I read the article on creating supportive environments, “Including Children with Special Needs: Are You and Your Early Childhood Program Ready?” by Watson and McCathren. After reading it my feelings and fears about inclusion have changed. “Although early childhood professionals approach inclusion with open hearts and minds, many may still be anxious about their ability to respond fully to the needs of children with disabilities” (Watson & McCathren, 2009). This statement explains me exactly. I am all heart and attempting in everything that I do, but that doesn’t eliminate the fears that I have about inclusion. For me, it is the unknown barriers that cause children undue stress and frustration that somehow slips past teachers that worry me. Having a checklist to guide me definitely helps me feel that I will not miss a situation that will cause a child stress in my classroom. (Watson & McCathren, 2009)

Often in early childhood programs, the environment is seen as the third teacher as it guides and invites children to interact in various ways. Reflecting on this idea of the environment supporting children’s play there are a variety of ways that programs can implement ideas from the reading into current or future classrooms.

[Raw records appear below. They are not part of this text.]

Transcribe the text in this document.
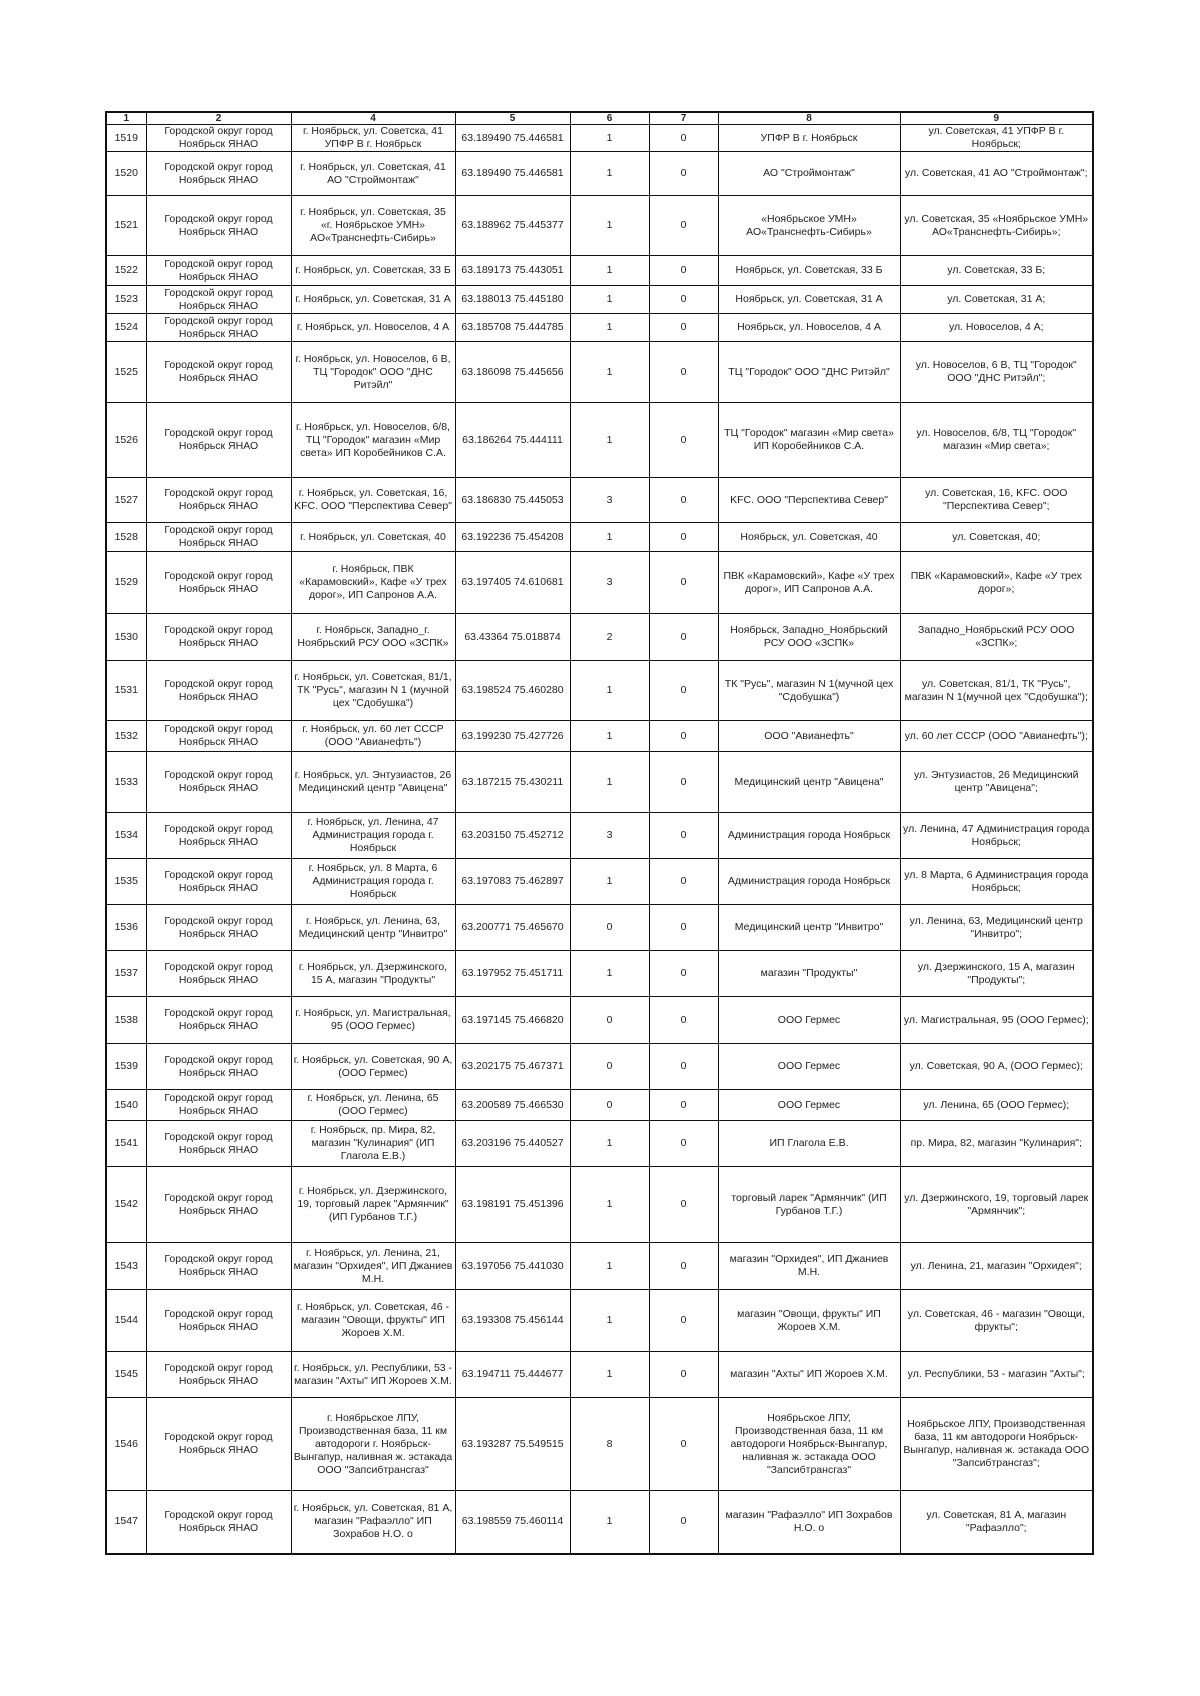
1	2	4	5	6	7	8	9
1519	Городской округ город Ноябрьск ЯНАО	г. Ноябрьск, ул. Советска, 41 УПФР В г. Ноябрьск	63.189490 75.446581	1	0	УПФР В г. Ноябрьск	ул. Советская, 41 УПФР В г. Ноябрьск;
1520	Городской округ город Ноябрьск ЯНАО	г. Ноябрьск, ул. Советская, 41 АО "Строймонтаж"	63.189490 75.446581	1	0	АО "Строймонтаж"	ул. Советская, 41 АО "Строймонтаж";
1521	Городской округ город Ноябрьск ЯНАО	г. Ноябрьск, ул. Советская, 35 «г. Ноябрьское УМН» АО«Транснефть-Сибирь»	63.188962 75.445377	1	0	«Ноябрьское УМН» АО«Транснефть-Сибирь»	ул. Советская, 35 «Ноябрьское УМН» АО«Транснефть-Сибирь»;
1522	Городской округ город Ноябрьск ЯНАО	г. Ноябрьск, ул. Советская, 33 Б	63.189173 75.443051	1	0	Ноябрьск, ул. Советская, 33 Б	ул. Советская, 33 Б;
1523	Городской округ город Ноябрьск ЯНАО	г. Ноябрьск, ул. Советская, 31 А	63.188013 75.445180	1	0	Ноябрьск, ул. Советская, 31 А	ул. Советская, 31 А;
1524	Городской округ город Ноябрьск ЯНАО	г. Ноябрьск, ул. Новоселов, 4 А	63.185708 75.444785	1	0	Ноябрьск, ул. Новоселов, 4 А	ул. Новоселов, 4 А;
1525	Городской округ город Ноябрьск ЯНАО	г. Ноябрьск, ул. Новоселов, 6 В, ТЦ "Городок" ООО "ДНС Ритэйл"	63.186098 75.445656	1	0	ТЦ "Городок" ООО "ДНС Ритэйл"	ул. Новоселов, 6 В, ТЦ "Городок" ООО "ДНС Ритэйл";
1526	Городской округ город Ноябрьск ЯНАО	г. Ноябрьск, ул. Новоселов, 6/8, ТЦ "Городок" магазин «Мир света» ИП Коробейников С.А.	63.186264 75.444111	1	0	ТЦ "Городок" магазин «Мир света» ИП Коробейников С.А.	ул. Новоселов, 6/8, ТЦ "Городок" магазин «Мир света»;
1527	Городской округ город Ноябрьск ЯНАО	г. Ноябрьск, ул. Советская, 16, KFC. ООО "Перспектива Север"	63.186830 75.445053	3	0	KFC. ООО "Перспектива Север"	ул. Советская, 16, KFC. ООО "Перспектива Север";
1528	Городской округ город Ноябрьск ЯНАО	г. Ноябрьск, ул. Советская, 40	63.192236 75.454208	1	0	Ноябрьск, ул. Советская, 40	ул. Советская, 40;
1529	Городской округ город Ноябрьск ЯНАО	г. Ноябрьск, ПВК «Карамовский», Кафе «У трех дорог», ИП Сапронов А.А.	63.197405 74.610681	3	0	ПВК «Карамовский», Кафе «У трех дорог», ИП Сапронов А.А.	ПВК «Карамовский», Кафе «У трех дорог»;
1530	Городской округ город Ноябрьск ЯНАО	г. Ноябрьск, Западно_г. Ноябрьский РСУ ООО «ЗСПК»	63.43364 75.018874	2	0	Ноябрьск, Западно_Ноябрьский РСУ ООО «ЗСПК»	Западно_Ноябрьский РСУ ООО «ЗСПК»;
1531	Городской округ город Ноябрьск ЯНАО	г. Ноябрьск, ул. Советская, 81/1, ТК "Русь", магазин N 1 (мучной цех "Сдобушка")	63.198524 75.460280	1	0	ТК "Русь", магазин N 1(мучной цех "Сдобушка")	ул. Советская, 81/1, ТК "Русь", магазин N 1(мучной цех "Сдобушка");
1532	Городской округ город Ноябрьск ЯНАО	г. Ноябрьск, ул. 60 лет СССР (ООО "Авианефть")	63.199230 75.427726	1	0	ООО "Авианефть"	ул. 60 лет СССР (ООО "Авианефть");
1533	Городской округ город Ноябрьск ЯНАО	г. Ноябрьск, ул. Энтузиастов, 26 Медицинский центр "Авицена"	63.187215 75.430211	1	0	Медицинский центр "Авицена"	ул. Энтузиастов, 26 Медицинский центр "Авицена";
1534	Городской округ город Ноябрьск ЯНАО	г. Ноябрьск, ул. Ленина, 47 Администрация города г. Ноябрьск	63.203150 75.452712	3	0	Администрация города Ноябрьск	ул. Ленина, 47 Администрация города Ноябрьск;
1535	Городской округ город Ноябрьск ЯНАО	г. Ноябрьск, ул. 8 Марта, 6 Администрация города г. Ноябрьск	63.197083 75.462897	1	0	Администрация города Ноябрьск	ул. 8 Марта, 6 Администрация города Ноябрьск;
1536	Городской округ город Ноябрьск ЯНАО	г. Ноябрьск, ул. Ленина, 63, Медицинский центр "Инвитро"	63.200771 75.465670	0	0	Медицинский центр "Инвитро"	ул. Ленина, 63, Медицинский центр "Инвитро";
1537	Городской округ город Ноябрьск ЯНАО	г. Ноябрьск, ул. Дзержинского, 15 А, магазин "Продукты"	63.197952 75.451711	1	0	магазин "Продукты"	ул. Дзержинского, 15 А, магазин "Продукты";
1538	Городской округ город Ноябрьск ЯНАО	г. Ноябрьск, ул. Магистральная, 95 (ООО Гермес)	63.197145 75.466820	0	0	ООО Гермес	ул. Магистральная, 95 (ООО Гермес);
1539	Городской округ город Ноябрьск ЯНАО	г. Ноябрьск, ул. Советская, 90 А, (ООО Гермес)	63.202175 75.467371	0	0	ООО Гермес	ул. Советская, 90 А, (ООО Гермес);
1540	Городской округ город Ноябрьск ЯНАО	г. Ноябрьск, ул. Ленина, 65 (ООО Гермес)	63.200589 75.466530	0	0	ООО Гермес	ул. Ленина, 65 (ООО Гермес);
1541	Городской округ город Ноябрьск ЯНАО	г. Ноябрьск, пр. Мира, 82, магазин "Кулинария" (ИП Глагола Е.В.)	63.203196 75.440527	1	0	ИП Глагола Е.В.	пр. Мира, 82, магазин "Кулинария";
1542	Городской округ город Ноябрьск ЯНАО	г. Ноябрьск, ул. Дзержинского, 19, торговый ларек "Армянчик" (ИП Гурбанов Т.Г.)	63.198191 75.451396	1	0	торговый ларек "Армянчик" (ИП Гурбанов Т.Г.)	ул. Дзержинского, 19, торговый ларек "Армянчик";
1543	Городской округ город Ноябрьск ЯНАО	г. Ноябрьск, ул. Ленина, 21, магазин "Орхидея", ИП Джаниев М.Н.	63.197056 75.441030	1	0	магазин "Орхидея", ИП Джаниев М.Н.	ул. Ленина, 21, магазин "Орхидея";
1544	Городской округ город Ноябрьск ЯНАО	г. Ноябрьск, ул. Советская, 46 - магазин "Овощи, фрукты" ИП Жороев Х.М.	63.193308 75.456144	1	0	магазин "Овощи, фрукты" ИП Жороев Х.М.	ул. Советская, 46 - магазин "Овощи, фрукты";
1545	Городской округ город Ноябрьск ЯНАО	г. Ноябрьск, ул. Республики, 53 - магазин "Ахты" ИП Жороев Х.М.	63.194711 75.444677	1	0	магазин "Ахты" ИП Жороев Х.М.	ул. Республики, 53 - магазин "Ахты";
1546	Городской округ город Ноябрьск ЯНАО	г. Ноябрьское ЛПУ, Производственная база, 11 км автодороги г. Ноябрьск-Вынгапур, наливная ж. эстакада ООО "Запсибтрансгаз"	63.193287 75.549515	8	0	Ноябрьское ЛПУ, Производственная база, 11 км автодороги Ноябрьск-Вынгапур, наливная ж. эстакада ООО "Запсибтрансгаз"	Ноябрьское ЛПУ, Производственная база, 11 км автодороги Ноябрьск-Вынгапур, наливная ж. эстакада ООО "Запсибтрансгаз";
1547	Городской округ город Ноябрьск ЯНАО	г. Ноябрьск, ул. Советская, 81 А, магазин "Рафаэлло" ИП Зохрабов Н.О. о	63.198559 75.460114	1	0	магазин "Рафаэлло" ИП Зохрабов Н.О. о	ул. Советская, 81 А, магазин "Рафаэлло";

One idea that will benefit the whole class is to provide a variety of materials and times for each type of activity. This allows children to choose activities that they are comfortable with. The reading uses the example of sensory materials such as paint, puffy paint, texture paint and other types of painting materials that stimulate the senses in different ways. Some children may not want to touch one type of paint but will another and having a choice will allow children to make that choice.

Another idea that will benefit the whole class is to provide equal access to all areas of the program. This is as easy as providing step stools and hand rails in the bathroom, providing safely maneuverable places in the classroom, having safe stairs/ramps with rails to hang onto. This benefits the ability of all children to move around the program in a safe manner. The article provides many more ideas to provide safe movement around the program that can further benefit all children.

Finally, presenting information in a variety of ways to help with comprehension. Using pictures, charts, written words, symbols, and picture schedules will help all children have a better understanding of where toys go, the schedule for the day, what is for lunch/snack among many other uses in the classroom. These help to provide a clear “picture” in each child’s mind about what to expect, how to clean up and even appropriate behavior.

After this discussion, I realize that much of what inclusion is in the classroom environment are things that I have already seen done to support the class as a whole and makes the idea of an inclusive environment less overwhelming.


Watson, A., & McCathren, R. (2009). Including children with special needs: Are you and your early childhood program ready? Young Children.